Le sommet Europe Afrique prend des mesures d’urgence sur l’ésclavage en Libye
Le 5e sommet Europe-Afrique a débouché mercredi soir sur une série de mesures d’urgence pour mettre un terme à l’esclavage de migrants en Libye, devenu un des thèmes centraux des débats.
Evacuation d’urgence des Africains désirant quitter la Libye, « task force » policière et de renseignement, commission d’enquête mais aussi une communication pour dissuader les jeunes de tenter l’exode sont prévus, a annoncé le président français Emmanuel Macron à l’issue d’une réunion d’urgence de neuf pays sur le sujet.
Après le scandale international né de la diffusion d’images de marché aux esclaves en Libye, l’immigration s’est imposée comme le thème majeur du sommet qui réunit environ 80 chefs d’Etat et de gouvernement ainsi que 5.000 délégués à Abidjan mercredi et jeudi.
Les dirigeants se sont mis d’accord pour mener des « opérations d’évacuation d’urgence dans les prochains jours ou semaines », a dit M. Macron.
« Il a été décidé de mettre en place une coopération renforcée sur le plan sécurité et intelligence pour démanteler les réseaux de trafiquants (…) une coopération étroite sera mise en place avec une task force opérationnelle associant les services de police et d’intelligence(…) pour démanteler les réseaux et leur financement », a-t-il précisé rappelant que les « trafiquants d’être humains » étaient « profondément liés » aux trafiquants d’armes, de drogue et aux mouvements terroristes qui opèrent dans toute la bande sahélo-sahelienne ».
Une commission d’enquête de l’Union africaine va être mise en place sur le sujet, a révélé M. Macron, soulignant qu’une « communication volontariste à destination de la jeunesse » était nécessaire pour « décourager ceux qui ont cédé aux sirènes des passeurs ».
Il a aussi estimé « qu’in fine, il est indispensable de reconstituer un Etat pérenne » en Libye.
Auparavant, lors de l’ouverture du sommet, le président ivoirien Alassane Ouattara avait appelé les jeunes « à ne pas (se) lancer à l’aventure au péril de (leurs) vies ».
60% de la population africaine a moins de 25 ans, et des centaines de milliers de jeunes désespérés par le chômage, la pauvreté et l’absence de perspectives dans leurs pays – en dépit de taux de croissance enviables pour certains d’entre eux – tentent d’émigrer vers l’Europe chaque année.
« Ce sommet doit être le point de départ d’une action résolue contre cette tragédie » de l’immigration et de ses conséquences, a lancé le président de la Commission de l’Union africaine (UA), Moussa Faki.
Le président de la Commission européenne, Jean-Claude Juncker, a relevé que la « croissance économique impressionnante » en Afrique durant la dernière décennie était « insuffisamment inclusive », autrement dit que les inégalités de revenus restent trop importantes, ce qui pousse les jeunes à continuer d’émigrer.
Mardi, le président du Parlement européen, Antonio Tajani, avait déclaré vouloir proposer un « plan Marshall » pour le développement de l’Afrique, notamment pour investir massivement dans ses infrastructures.

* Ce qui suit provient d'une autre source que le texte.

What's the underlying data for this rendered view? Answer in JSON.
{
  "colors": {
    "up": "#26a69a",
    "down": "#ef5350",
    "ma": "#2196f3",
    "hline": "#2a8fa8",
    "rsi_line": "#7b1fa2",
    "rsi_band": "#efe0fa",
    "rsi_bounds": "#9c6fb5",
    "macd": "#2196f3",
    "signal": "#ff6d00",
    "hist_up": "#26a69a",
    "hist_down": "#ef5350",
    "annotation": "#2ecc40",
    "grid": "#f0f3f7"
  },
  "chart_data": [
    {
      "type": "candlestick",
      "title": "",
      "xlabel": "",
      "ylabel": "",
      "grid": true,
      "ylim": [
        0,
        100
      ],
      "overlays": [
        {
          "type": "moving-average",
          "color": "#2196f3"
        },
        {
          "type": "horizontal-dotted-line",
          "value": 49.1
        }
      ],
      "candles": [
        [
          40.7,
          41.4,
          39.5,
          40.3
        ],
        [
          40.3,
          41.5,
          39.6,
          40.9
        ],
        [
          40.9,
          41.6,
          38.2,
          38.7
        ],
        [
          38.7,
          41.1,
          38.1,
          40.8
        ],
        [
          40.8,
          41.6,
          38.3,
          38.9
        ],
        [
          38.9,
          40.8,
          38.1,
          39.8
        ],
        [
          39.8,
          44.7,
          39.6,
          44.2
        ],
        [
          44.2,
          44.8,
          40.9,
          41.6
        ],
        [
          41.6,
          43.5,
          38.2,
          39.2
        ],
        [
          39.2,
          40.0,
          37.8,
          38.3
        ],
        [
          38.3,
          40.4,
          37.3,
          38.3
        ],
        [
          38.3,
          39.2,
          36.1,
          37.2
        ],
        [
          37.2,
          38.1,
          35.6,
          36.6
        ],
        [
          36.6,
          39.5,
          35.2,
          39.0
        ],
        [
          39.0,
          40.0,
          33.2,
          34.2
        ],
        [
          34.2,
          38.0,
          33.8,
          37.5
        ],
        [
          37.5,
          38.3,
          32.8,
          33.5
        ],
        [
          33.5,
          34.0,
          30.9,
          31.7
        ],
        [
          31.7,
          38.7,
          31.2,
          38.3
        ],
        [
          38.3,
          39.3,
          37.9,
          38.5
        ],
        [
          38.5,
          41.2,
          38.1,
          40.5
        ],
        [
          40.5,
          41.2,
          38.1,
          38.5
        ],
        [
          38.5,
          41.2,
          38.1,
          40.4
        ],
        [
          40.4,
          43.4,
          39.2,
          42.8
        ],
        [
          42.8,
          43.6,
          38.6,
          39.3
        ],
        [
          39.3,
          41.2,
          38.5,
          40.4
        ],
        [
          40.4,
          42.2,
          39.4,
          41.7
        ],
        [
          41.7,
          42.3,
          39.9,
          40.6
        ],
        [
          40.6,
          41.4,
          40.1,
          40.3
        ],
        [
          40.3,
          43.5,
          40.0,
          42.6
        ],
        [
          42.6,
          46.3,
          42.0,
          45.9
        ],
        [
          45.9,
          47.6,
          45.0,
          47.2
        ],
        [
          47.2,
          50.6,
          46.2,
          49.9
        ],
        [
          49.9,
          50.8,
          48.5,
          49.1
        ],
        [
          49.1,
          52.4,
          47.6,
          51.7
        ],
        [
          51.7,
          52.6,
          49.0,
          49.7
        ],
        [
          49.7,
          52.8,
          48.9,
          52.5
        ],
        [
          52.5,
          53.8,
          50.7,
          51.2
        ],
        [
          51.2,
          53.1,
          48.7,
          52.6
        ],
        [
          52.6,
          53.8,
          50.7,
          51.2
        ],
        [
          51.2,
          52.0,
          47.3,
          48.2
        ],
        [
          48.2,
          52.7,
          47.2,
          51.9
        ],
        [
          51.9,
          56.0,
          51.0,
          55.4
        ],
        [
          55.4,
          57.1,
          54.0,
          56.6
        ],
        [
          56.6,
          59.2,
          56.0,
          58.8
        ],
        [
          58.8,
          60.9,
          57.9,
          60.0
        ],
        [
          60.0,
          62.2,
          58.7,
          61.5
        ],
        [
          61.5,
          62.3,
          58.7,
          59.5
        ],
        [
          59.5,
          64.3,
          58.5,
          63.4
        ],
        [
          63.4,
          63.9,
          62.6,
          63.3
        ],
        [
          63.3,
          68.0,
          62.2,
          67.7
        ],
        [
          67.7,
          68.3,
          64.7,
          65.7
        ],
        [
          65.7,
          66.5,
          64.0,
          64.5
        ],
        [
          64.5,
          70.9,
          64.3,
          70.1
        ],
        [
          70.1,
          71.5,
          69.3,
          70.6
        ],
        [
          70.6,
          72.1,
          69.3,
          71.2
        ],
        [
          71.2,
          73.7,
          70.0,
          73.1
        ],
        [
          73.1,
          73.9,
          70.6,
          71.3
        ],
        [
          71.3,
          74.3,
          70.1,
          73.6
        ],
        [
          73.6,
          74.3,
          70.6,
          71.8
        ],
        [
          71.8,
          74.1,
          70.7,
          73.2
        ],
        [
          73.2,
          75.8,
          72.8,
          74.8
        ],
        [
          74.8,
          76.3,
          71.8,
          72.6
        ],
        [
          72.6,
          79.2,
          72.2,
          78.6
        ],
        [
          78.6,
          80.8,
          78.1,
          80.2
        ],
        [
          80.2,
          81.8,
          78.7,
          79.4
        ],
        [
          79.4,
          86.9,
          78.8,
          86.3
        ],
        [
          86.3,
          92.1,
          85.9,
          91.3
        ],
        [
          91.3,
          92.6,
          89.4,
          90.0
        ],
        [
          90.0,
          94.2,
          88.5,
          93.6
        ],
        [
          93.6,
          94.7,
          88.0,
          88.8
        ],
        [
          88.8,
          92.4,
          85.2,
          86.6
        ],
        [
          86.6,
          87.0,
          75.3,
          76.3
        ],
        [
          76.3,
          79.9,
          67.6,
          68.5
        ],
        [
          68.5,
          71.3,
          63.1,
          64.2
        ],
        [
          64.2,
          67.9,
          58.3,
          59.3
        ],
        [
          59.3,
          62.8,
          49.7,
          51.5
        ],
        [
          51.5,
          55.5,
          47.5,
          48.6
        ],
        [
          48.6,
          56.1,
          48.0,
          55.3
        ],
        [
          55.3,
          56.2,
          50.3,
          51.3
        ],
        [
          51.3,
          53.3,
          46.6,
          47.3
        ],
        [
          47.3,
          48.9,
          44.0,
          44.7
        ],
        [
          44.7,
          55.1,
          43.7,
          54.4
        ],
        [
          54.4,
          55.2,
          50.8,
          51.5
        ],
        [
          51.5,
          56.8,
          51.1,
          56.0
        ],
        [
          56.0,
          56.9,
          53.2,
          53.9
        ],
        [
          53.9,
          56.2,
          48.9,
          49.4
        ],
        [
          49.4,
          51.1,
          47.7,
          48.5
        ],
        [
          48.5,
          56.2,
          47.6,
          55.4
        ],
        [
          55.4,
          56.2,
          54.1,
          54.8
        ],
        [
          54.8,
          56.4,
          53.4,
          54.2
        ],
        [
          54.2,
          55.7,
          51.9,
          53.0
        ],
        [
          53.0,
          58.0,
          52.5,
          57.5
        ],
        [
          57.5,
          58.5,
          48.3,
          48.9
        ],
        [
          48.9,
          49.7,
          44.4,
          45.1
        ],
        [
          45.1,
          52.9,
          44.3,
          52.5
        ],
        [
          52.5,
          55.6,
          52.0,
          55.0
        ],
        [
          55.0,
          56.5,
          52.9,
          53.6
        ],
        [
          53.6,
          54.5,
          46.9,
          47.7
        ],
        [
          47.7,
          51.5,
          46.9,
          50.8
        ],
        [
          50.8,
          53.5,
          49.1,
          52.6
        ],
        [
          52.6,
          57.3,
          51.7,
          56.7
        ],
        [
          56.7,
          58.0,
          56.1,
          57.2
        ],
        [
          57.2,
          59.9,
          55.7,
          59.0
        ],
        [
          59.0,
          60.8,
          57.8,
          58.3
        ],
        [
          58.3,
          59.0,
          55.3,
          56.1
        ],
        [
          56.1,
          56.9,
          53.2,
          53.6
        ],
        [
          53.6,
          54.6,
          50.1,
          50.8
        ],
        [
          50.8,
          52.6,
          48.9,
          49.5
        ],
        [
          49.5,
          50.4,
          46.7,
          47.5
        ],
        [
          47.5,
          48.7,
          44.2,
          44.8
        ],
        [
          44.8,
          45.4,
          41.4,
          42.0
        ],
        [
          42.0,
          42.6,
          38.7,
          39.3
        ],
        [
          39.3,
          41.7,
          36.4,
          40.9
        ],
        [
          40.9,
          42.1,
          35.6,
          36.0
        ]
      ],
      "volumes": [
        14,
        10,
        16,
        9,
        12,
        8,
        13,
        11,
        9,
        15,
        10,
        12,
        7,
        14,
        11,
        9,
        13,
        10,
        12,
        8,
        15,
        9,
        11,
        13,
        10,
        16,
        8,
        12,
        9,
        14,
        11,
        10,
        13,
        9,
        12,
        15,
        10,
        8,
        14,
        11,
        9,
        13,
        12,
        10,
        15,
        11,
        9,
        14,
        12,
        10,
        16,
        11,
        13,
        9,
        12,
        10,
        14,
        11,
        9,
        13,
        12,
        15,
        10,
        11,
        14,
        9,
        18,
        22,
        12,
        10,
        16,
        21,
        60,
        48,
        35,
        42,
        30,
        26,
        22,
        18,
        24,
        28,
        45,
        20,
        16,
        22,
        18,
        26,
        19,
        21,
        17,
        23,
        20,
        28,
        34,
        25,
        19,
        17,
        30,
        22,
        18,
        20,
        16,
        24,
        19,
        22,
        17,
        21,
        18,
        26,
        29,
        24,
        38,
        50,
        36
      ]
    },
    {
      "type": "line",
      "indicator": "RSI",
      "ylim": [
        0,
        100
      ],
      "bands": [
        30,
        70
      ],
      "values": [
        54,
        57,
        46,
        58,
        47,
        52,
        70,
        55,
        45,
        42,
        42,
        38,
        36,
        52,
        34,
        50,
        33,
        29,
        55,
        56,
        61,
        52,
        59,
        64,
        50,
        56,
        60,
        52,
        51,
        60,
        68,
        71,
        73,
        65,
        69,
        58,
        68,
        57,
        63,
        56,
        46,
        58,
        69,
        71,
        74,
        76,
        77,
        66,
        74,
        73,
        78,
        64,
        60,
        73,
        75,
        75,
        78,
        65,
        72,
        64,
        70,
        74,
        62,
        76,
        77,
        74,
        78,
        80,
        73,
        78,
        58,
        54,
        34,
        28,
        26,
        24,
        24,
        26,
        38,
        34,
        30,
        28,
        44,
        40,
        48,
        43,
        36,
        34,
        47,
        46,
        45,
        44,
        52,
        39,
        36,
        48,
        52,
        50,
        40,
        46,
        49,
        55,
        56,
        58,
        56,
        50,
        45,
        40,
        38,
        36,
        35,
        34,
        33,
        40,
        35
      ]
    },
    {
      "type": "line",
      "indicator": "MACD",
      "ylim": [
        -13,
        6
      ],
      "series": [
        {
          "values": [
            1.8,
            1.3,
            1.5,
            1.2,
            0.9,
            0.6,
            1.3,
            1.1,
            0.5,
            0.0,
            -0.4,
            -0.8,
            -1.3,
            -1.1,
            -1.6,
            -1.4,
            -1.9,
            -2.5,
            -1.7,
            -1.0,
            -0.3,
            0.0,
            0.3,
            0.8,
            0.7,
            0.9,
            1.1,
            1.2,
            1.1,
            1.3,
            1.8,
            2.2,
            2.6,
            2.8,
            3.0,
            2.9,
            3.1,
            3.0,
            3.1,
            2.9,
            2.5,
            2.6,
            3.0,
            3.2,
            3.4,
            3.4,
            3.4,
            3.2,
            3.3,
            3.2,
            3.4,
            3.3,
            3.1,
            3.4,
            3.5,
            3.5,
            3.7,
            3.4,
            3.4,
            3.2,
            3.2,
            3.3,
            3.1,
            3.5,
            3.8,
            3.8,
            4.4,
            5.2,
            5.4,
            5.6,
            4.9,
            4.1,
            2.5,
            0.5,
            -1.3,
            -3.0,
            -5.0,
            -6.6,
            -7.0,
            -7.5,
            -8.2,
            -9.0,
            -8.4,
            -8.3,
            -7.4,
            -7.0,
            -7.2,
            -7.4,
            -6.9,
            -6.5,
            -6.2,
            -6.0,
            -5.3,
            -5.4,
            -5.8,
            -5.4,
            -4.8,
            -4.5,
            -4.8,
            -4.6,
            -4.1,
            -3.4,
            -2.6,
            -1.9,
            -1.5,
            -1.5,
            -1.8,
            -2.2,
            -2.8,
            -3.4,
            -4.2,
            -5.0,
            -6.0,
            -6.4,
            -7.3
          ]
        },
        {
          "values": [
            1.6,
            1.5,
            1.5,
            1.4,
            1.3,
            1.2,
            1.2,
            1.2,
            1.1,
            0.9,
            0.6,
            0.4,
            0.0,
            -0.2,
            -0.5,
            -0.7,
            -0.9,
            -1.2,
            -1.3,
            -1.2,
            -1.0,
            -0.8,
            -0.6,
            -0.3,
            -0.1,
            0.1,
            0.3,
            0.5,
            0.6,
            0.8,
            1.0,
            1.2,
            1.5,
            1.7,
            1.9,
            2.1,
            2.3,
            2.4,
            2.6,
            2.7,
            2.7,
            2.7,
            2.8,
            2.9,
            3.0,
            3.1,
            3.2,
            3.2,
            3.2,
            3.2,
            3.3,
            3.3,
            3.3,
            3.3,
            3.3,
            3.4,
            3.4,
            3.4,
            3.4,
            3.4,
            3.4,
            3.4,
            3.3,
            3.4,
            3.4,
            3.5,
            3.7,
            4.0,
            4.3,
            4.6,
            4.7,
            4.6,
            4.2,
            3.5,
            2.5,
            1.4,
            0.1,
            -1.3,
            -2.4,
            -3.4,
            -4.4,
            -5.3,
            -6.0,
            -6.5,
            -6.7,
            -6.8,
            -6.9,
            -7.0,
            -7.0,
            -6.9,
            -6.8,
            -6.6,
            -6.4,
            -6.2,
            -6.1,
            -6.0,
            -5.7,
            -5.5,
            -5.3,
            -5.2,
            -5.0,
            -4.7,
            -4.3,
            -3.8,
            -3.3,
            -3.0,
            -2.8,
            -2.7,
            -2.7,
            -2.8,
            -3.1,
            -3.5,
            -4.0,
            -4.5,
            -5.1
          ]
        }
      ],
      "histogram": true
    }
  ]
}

« Cela fait des années que nous dénonçons comment les migrants en Libye sont victimes de détention arbitraire, de torture, de viol, d’exploitation », a rappelé Amnesty International appelant les dirigeants africains à « se réveiller ».
« Ce ne sont pas des promesses vides qui créeront les 22 millions de nouveaux emplois annuels dont l’Afrique a besoin », a fustigé la directrice Afrique de l’ONG ONE (fondée par le chanteur Bono), Rudo Kwaramba-Kayombo. « Les dirigeants de l’UA et de l’UE doivent investir dans le développement à long terme et comprendre qu’en donnant la priorité à l’éducation, l’emploi et l’émancipation des jeunes ».
La question de la sécurité a aussi être abordée, au moment où l’Afrique de l’Ouest en particulier connaît une montée en puissance de groupes jihadistes, en partie liée à la désespérance de la jeunesse africaine.
L’UE affiche son soutien au G5 Sahel, (Mali, Niger, Mauritanie, Burkina Faso, Tchad) qui s’efforce de mettre en place une force antijihadiste dans cette région, mais le financement de cette force est encore largement insuffisant. Seule la moitié de son budget a été réuni, bien qu’il ait été divisé par deux, à 240 millions d’euros.
« Le G5 Sahel a besoin d’une force africaine capable d’imposer la paix, dotée d’un mandat à la hauteur des menaces et d’un financement pérenne », a plaidé le secrétaire général de l’ONU, Antonio Gutteres.